Hypoxia-related mechanisms are important in tumor biology and immune responses. Oxygen is delivered to tumor tissue by blood flowing through abnormal and dysfunctional microvessels, resulting in heterogeneity of tissue oxygenation within the tumor. Hypoxic conditions play a role in directing angiogenesis, guiding immune cells, and inducing tumor metastasis. Mimicking such oxygen gradient in in vitro cellular experiments is important to clarify the mechanisms involved in tumor biology. Previous research has led to the development of cell culture devices that generate an oxygen gradient, but it was impossible to monitor the oxygen gradient during cell culture.
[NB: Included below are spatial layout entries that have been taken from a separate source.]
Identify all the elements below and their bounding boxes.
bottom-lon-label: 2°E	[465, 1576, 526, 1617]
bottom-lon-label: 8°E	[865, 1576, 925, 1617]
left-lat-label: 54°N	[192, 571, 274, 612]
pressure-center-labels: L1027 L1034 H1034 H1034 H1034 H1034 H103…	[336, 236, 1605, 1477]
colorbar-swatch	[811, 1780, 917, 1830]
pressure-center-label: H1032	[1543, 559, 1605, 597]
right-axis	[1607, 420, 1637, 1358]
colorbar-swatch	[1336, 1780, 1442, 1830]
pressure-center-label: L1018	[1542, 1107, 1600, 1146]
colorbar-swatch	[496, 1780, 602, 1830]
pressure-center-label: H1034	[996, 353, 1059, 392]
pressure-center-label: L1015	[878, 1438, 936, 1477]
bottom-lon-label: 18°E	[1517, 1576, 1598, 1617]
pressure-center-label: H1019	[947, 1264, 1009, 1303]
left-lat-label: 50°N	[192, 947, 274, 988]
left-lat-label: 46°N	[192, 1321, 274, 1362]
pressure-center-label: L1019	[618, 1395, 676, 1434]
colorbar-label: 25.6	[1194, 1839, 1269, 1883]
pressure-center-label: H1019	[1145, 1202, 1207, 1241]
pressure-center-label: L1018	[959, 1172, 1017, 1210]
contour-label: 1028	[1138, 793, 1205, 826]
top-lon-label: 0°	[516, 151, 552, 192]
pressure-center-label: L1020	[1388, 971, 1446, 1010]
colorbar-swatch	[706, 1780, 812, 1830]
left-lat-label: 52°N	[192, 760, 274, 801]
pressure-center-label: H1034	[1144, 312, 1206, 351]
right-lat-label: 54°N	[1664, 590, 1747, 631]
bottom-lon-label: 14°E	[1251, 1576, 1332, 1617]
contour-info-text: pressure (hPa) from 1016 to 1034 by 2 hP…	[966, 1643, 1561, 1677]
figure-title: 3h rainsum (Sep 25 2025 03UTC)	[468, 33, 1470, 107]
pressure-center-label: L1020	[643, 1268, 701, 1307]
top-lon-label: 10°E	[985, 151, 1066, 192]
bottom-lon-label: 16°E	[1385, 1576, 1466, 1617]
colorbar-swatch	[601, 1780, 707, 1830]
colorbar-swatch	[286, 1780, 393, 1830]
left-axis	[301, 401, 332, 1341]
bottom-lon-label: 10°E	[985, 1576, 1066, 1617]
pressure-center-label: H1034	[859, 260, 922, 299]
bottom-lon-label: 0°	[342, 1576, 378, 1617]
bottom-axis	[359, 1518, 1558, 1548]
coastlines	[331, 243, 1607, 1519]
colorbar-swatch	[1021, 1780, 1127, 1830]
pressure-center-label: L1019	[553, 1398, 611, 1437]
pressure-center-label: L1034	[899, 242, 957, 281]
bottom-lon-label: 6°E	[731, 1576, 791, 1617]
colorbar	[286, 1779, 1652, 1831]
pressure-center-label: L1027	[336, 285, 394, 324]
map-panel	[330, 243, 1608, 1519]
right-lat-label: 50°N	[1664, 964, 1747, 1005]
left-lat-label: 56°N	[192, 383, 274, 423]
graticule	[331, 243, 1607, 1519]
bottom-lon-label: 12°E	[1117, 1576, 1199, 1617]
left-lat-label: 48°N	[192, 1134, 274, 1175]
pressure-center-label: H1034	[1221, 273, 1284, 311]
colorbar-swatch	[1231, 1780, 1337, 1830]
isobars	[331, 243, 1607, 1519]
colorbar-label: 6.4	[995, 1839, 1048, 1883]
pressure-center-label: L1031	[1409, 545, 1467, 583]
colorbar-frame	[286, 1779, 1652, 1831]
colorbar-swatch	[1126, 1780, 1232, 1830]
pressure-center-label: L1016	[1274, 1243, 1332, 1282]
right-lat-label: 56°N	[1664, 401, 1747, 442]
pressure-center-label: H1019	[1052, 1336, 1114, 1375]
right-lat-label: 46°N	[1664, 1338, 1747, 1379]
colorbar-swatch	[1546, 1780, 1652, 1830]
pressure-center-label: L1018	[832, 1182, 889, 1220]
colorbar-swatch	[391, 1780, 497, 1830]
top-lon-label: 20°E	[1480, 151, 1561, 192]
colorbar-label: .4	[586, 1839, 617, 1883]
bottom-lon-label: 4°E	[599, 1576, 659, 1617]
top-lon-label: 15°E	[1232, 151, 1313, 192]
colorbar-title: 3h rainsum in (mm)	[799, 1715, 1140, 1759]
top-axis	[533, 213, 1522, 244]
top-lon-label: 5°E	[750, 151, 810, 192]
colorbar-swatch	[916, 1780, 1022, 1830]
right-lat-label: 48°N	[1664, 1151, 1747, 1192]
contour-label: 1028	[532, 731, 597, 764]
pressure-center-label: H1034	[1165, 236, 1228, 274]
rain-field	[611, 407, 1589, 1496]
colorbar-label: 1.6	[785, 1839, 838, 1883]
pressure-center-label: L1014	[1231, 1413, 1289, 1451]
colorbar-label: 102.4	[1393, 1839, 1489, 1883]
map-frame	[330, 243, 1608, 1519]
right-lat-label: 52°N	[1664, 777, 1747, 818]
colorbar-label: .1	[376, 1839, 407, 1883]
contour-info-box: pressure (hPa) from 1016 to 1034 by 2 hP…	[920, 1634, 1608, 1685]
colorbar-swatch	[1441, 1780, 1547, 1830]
In this study, we designed an open-well polydimethylsiloxane (PDMS) microfluidic device integrated with an oxygen-sensitive film, which permits oxygen measurement around cells and molecular analysis after cell culture experiments. Mathematical simulation and phosphorescence-based partial oxygen measurements show that the gradient can be controlled by changing the oxygen gas concentration inside the microchannels, according to the requirements of various biological models. A monoculture of endothelial cells exposed to an oxygen gradient in the device showed increased expression of oxygen-responsive genes in the hypoxic area. These results suggest that our microfluidic device can be used for in vitro experiments such as gene expression and migration assays. We believe that this new device is a powerful tool for studies of tumor biology and immunology.